Sakineh Mohammadi Ashtiani's imminent execution in Iran -- by being stoned or hangied - has elicited protests across the globe. Ms. Ashtiani has been found guilty of adultery; tortured by women-hating prison guards, and has become a symbol of Sharia inspired laws that mistreat women.
Ironically and poignantly, Iran is on the United Nations Committee for Women's Rights and will soon join the Executive Committee for the Asian region. Yet remarkably Ambassador Susan Rice has not uttered a word on behalf of Ms. Ashtiani, or said anything about Iran's representation on the UN committee, a silence that is once again telling about the moral collapse and indifference to human rights of this administration.
It is unacceptable that Iran is in a position to negotiate women's rights when the government routinely violates these rights -- a condition comparable to having Nazis investigate the human rights violations of Jews. To make matters worse, the Obama administration through its silence is thereby complicit in the crime against fundamental rights.
Even the New York Times and the Washington Post have covered the story. Mina Ahadi, a spokesman for the International Committee Against Stoning and Execution, has been engaged in non-stop demonstrations against the Iranian government and its perverse judicial decision.
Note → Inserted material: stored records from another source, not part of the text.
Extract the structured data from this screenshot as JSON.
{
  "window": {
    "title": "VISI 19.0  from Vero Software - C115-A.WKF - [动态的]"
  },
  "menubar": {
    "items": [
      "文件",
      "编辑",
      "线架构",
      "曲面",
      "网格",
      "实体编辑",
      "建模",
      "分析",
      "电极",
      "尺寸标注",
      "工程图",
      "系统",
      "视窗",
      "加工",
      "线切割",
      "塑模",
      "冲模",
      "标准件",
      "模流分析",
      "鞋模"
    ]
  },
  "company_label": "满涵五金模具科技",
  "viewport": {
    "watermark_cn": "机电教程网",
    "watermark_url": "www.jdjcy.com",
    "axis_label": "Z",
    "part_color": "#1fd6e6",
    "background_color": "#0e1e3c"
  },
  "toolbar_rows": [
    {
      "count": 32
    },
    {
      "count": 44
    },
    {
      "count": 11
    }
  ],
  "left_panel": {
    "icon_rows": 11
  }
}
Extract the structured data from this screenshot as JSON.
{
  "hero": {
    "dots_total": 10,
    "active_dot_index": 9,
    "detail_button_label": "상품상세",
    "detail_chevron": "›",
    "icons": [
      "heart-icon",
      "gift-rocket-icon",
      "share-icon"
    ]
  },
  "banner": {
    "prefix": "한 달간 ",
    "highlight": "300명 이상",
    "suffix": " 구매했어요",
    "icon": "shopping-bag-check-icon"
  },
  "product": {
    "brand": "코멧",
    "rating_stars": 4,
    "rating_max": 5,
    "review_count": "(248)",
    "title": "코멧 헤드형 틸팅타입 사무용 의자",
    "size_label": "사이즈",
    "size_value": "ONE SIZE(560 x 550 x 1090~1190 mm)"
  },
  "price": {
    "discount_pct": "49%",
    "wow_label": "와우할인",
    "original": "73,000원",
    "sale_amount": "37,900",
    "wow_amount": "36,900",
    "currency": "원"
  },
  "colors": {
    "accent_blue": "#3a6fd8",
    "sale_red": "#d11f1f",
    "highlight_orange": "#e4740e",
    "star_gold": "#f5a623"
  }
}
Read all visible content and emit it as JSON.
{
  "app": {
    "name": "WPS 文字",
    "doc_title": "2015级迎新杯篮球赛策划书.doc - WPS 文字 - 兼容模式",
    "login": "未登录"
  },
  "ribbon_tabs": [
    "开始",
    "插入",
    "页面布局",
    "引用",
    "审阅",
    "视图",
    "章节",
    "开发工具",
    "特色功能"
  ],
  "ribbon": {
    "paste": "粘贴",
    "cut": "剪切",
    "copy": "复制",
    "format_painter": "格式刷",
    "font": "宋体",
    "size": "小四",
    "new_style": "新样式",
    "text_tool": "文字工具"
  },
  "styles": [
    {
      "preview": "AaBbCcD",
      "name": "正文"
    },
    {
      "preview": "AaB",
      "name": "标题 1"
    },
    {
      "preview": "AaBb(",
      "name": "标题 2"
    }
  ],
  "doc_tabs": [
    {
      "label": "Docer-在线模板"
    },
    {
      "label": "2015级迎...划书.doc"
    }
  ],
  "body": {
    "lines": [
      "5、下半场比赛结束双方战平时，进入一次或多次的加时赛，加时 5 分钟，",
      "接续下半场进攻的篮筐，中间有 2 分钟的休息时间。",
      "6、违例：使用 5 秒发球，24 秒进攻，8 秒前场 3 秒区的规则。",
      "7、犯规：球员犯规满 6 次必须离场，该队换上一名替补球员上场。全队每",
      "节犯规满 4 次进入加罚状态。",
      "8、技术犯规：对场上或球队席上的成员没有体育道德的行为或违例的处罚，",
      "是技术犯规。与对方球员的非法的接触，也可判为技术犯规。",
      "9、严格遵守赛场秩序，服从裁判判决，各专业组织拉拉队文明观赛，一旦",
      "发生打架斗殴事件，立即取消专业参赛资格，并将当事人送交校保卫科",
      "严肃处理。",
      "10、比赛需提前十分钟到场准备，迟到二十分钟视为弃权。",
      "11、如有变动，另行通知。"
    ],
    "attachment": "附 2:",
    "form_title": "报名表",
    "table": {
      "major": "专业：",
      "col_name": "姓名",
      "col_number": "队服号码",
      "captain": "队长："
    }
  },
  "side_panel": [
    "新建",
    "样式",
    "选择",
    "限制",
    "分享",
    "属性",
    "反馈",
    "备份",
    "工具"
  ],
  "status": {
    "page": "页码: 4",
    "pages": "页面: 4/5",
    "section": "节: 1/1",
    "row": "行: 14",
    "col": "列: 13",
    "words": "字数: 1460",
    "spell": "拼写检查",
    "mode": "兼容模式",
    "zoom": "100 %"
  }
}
Remarkably, Ms. Ashtiani probably has no idea that there is vocal support for her cause. Iranian mullahs do not react to appeals of reason and fairness: Only when their positions are watched and challenged with condemnation, do the mullahs pay attention.
This explains why the United States' official inattention to this matter is tragic. As we have not offered a diplomatic protest -- have not uttered a word about Iran's role on the Committee for Women's Rights, the United States has abandoned its moral leadership in matters affecting all women.
Where is our leadership on this matter? And where are the feminists who should be at the barricades over this issue?
This is not the first time, and probably will not be the last time, hypocrisy is on display. But it is morally repugnant for a nation that is willing to consider stoning for an alleged legal infraction -- with no evidence other than the judges "feelings" - is in the position of defining rights for women.
This bizarre set of conditions demonstrates an Iran and its byzantine policies on the ascendency and the United States in decline. And that can only mean turning the clock back several centuries to when women did not have legal rights and were considered "half a man" in a court of justice.
My suspicion is that if former Ambassador John Bolton were representing American interests at the United Nations, a protest voice would be heard. Unfortunately Ms. Rice, his successor, and President Obama, have chosen appeasement as their strategy, perhaps believing that if we offend the Iranian mullahs, negotiations with them on nuclear weapons and other matters would be impossible.
This is a fool's errand. Our silence on human rights matters is interpreted as acceptance. Every gesture of compliance is a victory for barbarism.
Iranian feminists know what the Obama administration does not: a global campaign against the imminent execution of Sakineh Ashtiani can make a difference. It can both cause the mullahs to pause, and raise questions about the strategy adopted by the U.S. government.
It is time to let the world know Iran's policies belong to an era long gone.